Clare Kim

Clare Kim

Mellon Postdoctoral Fellow (2019-2021)

Clare Kim has accepted a position as an Assistant Professor of History and Global Asian Studies at University of Illinois Chicago starting Fall 2021.

Clare Kim is a historian of science and technology in the United States. Her research and teaching focus on the history of twentieth and twenty-first century mathematical sciences, examining how mathematical thought and practice have impacted representations of knowledge and difference in intellectual and political life. Her other research interests include histories of race, the social sciences, and scientific exchange between the U.S. and East Asia.

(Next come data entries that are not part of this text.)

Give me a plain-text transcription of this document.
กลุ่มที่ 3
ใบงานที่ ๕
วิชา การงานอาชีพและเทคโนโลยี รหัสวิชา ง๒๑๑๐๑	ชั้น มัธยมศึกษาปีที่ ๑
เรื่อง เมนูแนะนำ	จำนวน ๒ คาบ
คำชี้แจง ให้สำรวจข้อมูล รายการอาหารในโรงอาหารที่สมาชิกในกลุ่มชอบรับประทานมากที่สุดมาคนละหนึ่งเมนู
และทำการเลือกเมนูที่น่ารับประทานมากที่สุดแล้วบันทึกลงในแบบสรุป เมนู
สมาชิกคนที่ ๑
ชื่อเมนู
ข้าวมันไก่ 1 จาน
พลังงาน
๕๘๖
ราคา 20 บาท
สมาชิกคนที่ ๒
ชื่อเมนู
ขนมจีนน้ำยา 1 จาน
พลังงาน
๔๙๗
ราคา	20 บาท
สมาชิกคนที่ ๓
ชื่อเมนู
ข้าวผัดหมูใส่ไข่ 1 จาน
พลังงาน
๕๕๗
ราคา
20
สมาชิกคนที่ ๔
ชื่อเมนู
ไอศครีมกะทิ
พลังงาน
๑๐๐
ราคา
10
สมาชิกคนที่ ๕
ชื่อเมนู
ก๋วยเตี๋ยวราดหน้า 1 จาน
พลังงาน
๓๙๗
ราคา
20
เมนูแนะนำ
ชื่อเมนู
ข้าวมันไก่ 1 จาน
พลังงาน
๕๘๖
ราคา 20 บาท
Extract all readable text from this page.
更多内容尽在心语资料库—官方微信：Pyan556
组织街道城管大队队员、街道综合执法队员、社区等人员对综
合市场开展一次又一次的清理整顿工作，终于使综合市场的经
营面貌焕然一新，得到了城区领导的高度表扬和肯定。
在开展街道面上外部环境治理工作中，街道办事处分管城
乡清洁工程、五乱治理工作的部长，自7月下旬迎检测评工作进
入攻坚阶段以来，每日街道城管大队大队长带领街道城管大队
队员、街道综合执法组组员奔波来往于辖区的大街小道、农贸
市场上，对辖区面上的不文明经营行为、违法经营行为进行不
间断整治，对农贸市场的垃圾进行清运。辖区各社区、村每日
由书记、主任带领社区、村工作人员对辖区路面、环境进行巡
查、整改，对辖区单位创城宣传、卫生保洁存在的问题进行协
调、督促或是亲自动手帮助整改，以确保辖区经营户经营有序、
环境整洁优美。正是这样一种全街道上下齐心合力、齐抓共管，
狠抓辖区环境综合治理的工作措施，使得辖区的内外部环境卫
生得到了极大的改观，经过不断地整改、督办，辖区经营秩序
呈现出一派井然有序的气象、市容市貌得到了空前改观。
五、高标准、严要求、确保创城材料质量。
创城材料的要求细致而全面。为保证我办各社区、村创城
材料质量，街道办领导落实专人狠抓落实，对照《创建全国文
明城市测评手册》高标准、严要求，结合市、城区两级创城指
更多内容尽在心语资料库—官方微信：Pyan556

Her first book manuscript examines how modernist concerns with aesthetic self-reference, axiomatic, and formal experimentations were shaped by mathematicians’ exchanges with artists, designers, and social scientists over the long twentieth century. Locating these changes alongside shifts in US immigration laws, higher education, and cultural perceptions, she shows how interdisciplinary exchanges, on the one hand, and racial formations such as around Asian and Asian-American identity, on the other, contoured who and what counted as a mathematical subject.

Her second project traces the history of “cryptanalysis” from the First World War through the Cold War. Focusing on the entanglements between mathematicians and classical philologists over the technical study of ciphers and codes, she examines how changing humanistic and computational practices collectively participated in military intelligence work and became embedded in ideas about security.

Kim’s research has been supported by grants and fellowships from the National Science Foundation, German Historical Institute, MIT Center for International Studies, and Notre Dame Institute for Advanced Study. She received her PhD from the Program in History, Anthropology, and Science, Technology, and Society (HASTS) at MIT.